High pathogenicity avian influenza in wildlife: Is Australia prepared?

Over the past 20 years, high pathogenicity avian influenza (HPAI) viruses have been spreading around the world, killing millions of wild birds, as well as poultry, and thousands of wild mammals. With the continued evolution and spread of new variants, the risks of the disease arriving in Australia and causing mass mortality of native birds and mammals are likely to have increased.

Australia has a national response plan focused primarily on the risks to the poultry industry. We urge Australia’s governments to establish a national taskforce to prepare and oversee the implementation of a national response plan for wildlife.

Recommendations in summary:

Risk assessments

  1. The Australian Government commission an expert assessment of the risks of high pathogenicity avian influenza for Australian wild birds and mammals, including threatened species.
  2. As part of the risk assessment for wildlife, review the potential benefits and risks for wild birds of the vaccination of poultry against avian influenza. Do not permit vaccination if it will increase the disease risks for wildlife.
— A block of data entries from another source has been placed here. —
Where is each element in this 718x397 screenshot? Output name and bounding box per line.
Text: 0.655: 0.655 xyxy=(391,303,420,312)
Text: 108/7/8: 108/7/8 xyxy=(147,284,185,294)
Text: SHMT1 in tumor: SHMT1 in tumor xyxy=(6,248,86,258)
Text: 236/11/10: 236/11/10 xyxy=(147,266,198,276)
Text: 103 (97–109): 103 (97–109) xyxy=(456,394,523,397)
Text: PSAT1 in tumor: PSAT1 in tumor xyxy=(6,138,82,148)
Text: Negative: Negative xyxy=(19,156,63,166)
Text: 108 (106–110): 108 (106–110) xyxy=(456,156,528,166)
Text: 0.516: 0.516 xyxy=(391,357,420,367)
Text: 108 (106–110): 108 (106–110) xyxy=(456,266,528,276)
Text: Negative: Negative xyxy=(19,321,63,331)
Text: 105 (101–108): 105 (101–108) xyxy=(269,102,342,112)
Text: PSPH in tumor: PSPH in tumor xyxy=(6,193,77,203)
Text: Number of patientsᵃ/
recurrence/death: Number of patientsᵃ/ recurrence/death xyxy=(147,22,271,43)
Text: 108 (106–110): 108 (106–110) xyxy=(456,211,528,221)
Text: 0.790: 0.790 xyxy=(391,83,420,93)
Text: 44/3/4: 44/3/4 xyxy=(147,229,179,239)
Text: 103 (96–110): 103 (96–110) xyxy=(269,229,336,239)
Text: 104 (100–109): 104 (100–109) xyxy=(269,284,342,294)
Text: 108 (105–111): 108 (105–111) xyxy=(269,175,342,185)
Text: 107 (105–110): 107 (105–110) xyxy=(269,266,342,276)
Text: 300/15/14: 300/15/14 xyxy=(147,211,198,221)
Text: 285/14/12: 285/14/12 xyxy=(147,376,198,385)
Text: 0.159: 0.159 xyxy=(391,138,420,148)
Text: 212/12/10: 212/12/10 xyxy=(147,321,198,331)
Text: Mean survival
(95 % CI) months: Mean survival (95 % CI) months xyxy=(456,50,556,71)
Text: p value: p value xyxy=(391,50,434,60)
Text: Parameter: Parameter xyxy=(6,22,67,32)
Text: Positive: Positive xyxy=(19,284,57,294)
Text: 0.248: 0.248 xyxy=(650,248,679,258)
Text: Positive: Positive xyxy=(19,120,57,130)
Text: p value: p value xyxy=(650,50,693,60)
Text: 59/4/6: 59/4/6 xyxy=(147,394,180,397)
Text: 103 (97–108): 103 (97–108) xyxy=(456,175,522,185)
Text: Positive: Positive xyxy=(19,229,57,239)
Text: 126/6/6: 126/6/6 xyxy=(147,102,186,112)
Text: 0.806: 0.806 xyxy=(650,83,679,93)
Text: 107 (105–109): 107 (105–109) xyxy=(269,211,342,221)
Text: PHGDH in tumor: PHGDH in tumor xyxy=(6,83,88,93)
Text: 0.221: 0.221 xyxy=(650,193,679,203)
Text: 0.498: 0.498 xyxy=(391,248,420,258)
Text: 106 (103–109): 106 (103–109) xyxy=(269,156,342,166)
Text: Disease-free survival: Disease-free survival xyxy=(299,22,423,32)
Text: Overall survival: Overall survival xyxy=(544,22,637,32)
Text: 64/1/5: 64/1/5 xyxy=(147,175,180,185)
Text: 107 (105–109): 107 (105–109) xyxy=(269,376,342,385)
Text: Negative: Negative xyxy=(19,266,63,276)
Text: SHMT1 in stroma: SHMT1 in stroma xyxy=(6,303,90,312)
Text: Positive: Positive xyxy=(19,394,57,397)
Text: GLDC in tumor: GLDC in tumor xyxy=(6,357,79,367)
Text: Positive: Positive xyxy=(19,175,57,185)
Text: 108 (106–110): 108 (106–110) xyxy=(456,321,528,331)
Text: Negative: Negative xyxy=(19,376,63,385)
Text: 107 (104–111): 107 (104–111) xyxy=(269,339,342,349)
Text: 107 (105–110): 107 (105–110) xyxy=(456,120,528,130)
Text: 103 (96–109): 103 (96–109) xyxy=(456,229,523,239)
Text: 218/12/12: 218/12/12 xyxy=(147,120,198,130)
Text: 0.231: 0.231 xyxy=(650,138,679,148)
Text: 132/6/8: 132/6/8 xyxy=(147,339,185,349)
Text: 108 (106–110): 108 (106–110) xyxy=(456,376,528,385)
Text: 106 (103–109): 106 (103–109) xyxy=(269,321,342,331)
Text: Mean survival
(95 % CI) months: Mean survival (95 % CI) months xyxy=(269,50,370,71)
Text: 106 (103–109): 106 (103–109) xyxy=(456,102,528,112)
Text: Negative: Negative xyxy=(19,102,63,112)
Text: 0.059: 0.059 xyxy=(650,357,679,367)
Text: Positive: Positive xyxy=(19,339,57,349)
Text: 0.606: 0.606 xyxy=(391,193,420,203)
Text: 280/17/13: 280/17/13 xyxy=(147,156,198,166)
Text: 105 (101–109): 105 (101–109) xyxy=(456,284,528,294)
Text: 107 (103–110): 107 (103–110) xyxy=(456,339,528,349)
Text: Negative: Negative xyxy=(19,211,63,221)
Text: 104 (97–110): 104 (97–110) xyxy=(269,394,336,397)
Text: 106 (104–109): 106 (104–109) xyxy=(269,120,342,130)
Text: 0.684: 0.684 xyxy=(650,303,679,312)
National wildlife taskforce

  1. To coordinate a national response to the risks of high pathogenicity avian influenza for wildlife, the Australian Government establish a national taskforce, with membership including environmental and biosecurity agencies from all governments, Wildlife Health Australia, other wildlife and disease experts (including veterinarians), zoo organisations involved in captive breeding and environmental NGOs

National wildlife response plan

  1. The national wildlife taskforce prepare and oversee the implementation of a national wildlife response plan for avian influenza.
  2. The national taskforce review measures applied in and experiences with avian influenza outbreaks in overseas bird colonies to learn what was effective, what to avoid and how to optimise recovery afterwards.
  3. In developing a national response plan for wildlife, the national taskforce consider measures of the following types:
    (a) monitoring, reporting and research
    (b) regulating human access and activities
    (c) removing and disposing of dead birds
    (d) rescuing and euthanasing wildlife
    (e) response planning for local colonies
    (f) keeping humans safe and building public awareness
    (g) vaccinating captive-bred colonies of threatened species.

Local response plans

  1. Australian governments encourage and provide resources for managers of sites with high concentrations of shorebirds, waterbirds or seabirds to prepare local response plans for avian influenza outbreaks in wild birds, guided by advice from the national wildlife taskforce.


  1. The national wildlife taskforce review the 2023 avian influenza surveillance program and provide advice about supplementary surveillance priorities for wild bird populations, including seabirds. This could be supplemented by surveillance, in cooperation with international partners, along inward migration pathways and in the Southern Ocean.
  2. The national wildlife taskforce develop a program to encourage surveillance by indigenous rangers, birdwatchers, land managers and researchers, particularly in remote locations.